Messerattacke geschah unter Psychose

Vorarlberg / 25.09.2019 • 18:30 Uhr / 4 Minuten Lesezeit
Der Tatort in der Bregenzer Mariahilfstraße. VN/SOHM

Gewalteskalation mit vier Verletzten in Bregenz: Täter und zwei Opfer waren sich bekannt.

Bregenz Um ihrem Junior im Gastronomiegeschäft auszuhelfen, fuhr Adelheid Gutensohn (79) am Mittwoch um 8 Uhr wie jeden Tag zu ihrem Sohn Harald (39), dem Betreiber von „Harry`s Café“, in die Mariahilfstraße in Bregenz. Doch dieser Morgen war anders als gewöhnlich: „Da waren Polizeiautos und viele Beamte vor Ort“ schilderte sie den VN, „und ich sah, wie sie einen jungen Mann am Arm hielten und in einen Einsatzwagen verfrachteten.“

Bei dem Festgenommenen handelte es sich um keinen Unbekannten. Er war schon öfters wegen psychischer Probleme aufgefallen. Und auch der Grund für einen Polizei- und Rettungseinsatz in der Nacht zuvor. Am Dienstagabend hatte sich der 24-Jährige in einer der Wohnungen über dem Café mit zwei Frauen im Alter von 45 und 66 Jahren unterhalten. Bis die Diskussion gegen 23.15 Uhr in einem Angriff eskalierte. Der junge Mann griff plötzlich zu einem Jausenmesser und verletzte die beiden Frauen durch Stiche in Arme und den Rücken. Laut Information der Polizei waren sich der Täter und seine beiden Opfer schon seit Längerem bekannt.

„Zigaretten geschnorrt“

Der junge Mann hatte seine Unterkunft im selben Wohnblock, obwohl: „Ich glaube nicht, dass er hier schon lange wohnt“, erzählt Harald Gutensohn, „mir jedenfalls ist er vor wenigen Wochen das erste Mal aufgefallen. Er hat damals ein paar Zigaretten bei mir geschnorrt.“ Auch eines der Opfer ist dem Lokalinhaber und seiner Mutter bekannt. „Sie sprach immer wieder Leute an. Mir hat sie schon kirchliche Briefe geschickt“, so der 39-Jährige zu den VN. Dem Vernehmen nach könnte auch ein religiöser Hintergrund die Ursache der plötzlichen Auseinandersetzung gewesen sein, die sich auf unheilvolle Art fortsetzte.
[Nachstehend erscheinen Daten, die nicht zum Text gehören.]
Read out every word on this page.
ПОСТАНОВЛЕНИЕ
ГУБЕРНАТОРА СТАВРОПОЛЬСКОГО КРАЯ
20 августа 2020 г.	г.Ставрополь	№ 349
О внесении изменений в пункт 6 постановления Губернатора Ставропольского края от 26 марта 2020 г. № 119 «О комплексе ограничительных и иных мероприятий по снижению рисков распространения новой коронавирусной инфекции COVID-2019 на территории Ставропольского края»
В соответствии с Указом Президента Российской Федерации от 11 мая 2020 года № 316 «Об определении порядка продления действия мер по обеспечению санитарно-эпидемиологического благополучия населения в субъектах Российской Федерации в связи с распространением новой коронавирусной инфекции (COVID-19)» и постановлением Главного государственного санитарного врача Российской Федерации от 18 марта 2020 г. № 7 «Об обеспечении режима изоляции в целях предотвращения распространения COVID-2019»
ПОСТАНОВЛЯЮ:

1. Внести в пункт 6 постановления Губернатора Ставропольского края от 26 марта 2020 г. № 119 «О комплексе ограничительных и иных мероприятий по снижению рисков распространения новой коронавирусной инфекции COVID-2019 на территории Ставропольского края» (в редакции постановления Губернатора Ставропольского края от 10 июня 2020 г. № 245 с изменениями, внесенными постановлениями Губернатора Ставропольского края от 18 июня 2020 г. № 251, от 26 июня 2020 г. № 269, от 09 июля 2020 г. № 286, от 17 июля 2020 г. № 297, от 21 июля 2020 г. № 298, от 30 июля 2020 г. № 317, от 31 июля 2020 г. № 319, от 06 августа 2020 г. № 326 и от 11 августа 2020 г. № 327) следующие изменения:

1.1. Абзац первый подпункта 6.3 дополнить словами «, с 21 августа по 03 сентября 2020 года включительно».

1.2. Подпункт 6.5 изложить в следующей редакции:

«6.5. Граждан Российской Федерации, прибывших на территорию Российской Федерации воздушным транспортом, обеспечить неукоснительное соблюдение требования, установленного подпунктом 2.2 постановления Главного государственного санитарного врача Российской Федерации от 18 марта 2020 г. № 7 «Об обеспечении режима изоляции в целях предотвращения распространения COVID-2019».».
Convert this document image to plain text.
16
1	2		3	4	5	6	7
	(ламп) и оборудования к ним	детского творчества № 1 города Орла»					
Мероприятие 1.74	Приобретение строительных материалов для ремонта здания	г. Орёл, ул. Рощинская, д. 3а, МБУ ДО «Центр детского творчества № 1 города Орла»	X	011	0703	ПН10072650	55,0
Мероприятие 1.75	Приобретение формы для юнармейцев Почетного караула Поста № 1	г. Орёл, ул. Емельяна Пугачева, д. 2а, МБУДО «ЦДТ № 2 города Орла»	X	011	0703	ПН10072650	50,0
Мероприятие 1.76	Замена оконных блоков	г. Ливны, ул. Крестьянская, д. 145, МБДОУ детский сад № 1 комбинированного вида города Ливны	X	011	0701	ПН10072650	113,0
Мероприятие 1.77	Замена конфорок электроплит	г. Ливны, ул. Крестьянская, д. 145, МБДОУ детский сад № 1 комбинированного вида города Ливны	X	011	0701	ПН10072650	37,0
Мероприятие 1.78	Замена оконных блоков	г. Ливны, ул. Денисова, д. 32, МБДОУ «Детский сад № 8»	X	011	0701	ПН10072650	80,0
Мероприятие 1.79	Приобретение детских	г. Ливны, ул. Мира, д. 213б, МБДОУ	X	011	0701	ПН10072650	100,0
Adelheid Gutensohn wurde zur Augenzeugin der Festnahme des 24-jährigen Tatverdächtigen, der auch ihrem Sohn Harald kein Unbekannter war.
Adelheid Gutensohn wurde zur Augenzeugin der Festnahme des 24-jährigen Tatverdächtigen, der auch ihrem Sohn Harald kein Unbekannter war.

Denn kurz nach dem Angriff flohen die verletzten Frauen in die Wohnung einer 62-jährigen Nachbarin, die – noch an ihrer Eingangstüre stehend – zum nächsten Opfer des Tobenden wurde. Auch ihr versetzte der 24-Jährige einen Stich in den Arm.

Opfer durch Zufall

Danach verließ der Täter den Wohnblock und traf auf einen 48-jährigen Passanten. Nach einer kurzen verbalen Auseinandersetzung stach der Flüchtige gleich mehrmals mit dem Messer auf den Mann ein und fügte ihm lebensbedrohliche Verletzungen im Bauchbereich zu. „Der 48-Jährige war genauso wie die 62-jährige Nachbarin rein zufällig zum Opfer des Täters geworden“, sagte Polizeisprecher Horst Spitzhofer. Der verletzte Passant befindet sich mittlerweile außer Lebensgefahr, die drei weiteren Opfer konnten das Landeskrankenhaus Bregenz nach ambulanter Behandlung verlassen. Die Fahndung nach dem 24-jährigen Tatverdächtigen verlief während der Nacht negativ, der offensichtlich psychisch schwer beeinträchtigte Mann konnte allerdings am Morgen in seiner Wohnung angetroffen und festgenommen werden. Die weitere Bearbeitung des Falls obliegt der Polizeiinspektion Bregenz, das Landeskriminalamt wird aufgrund der geklärten Sachlage nicht mit eingebunden.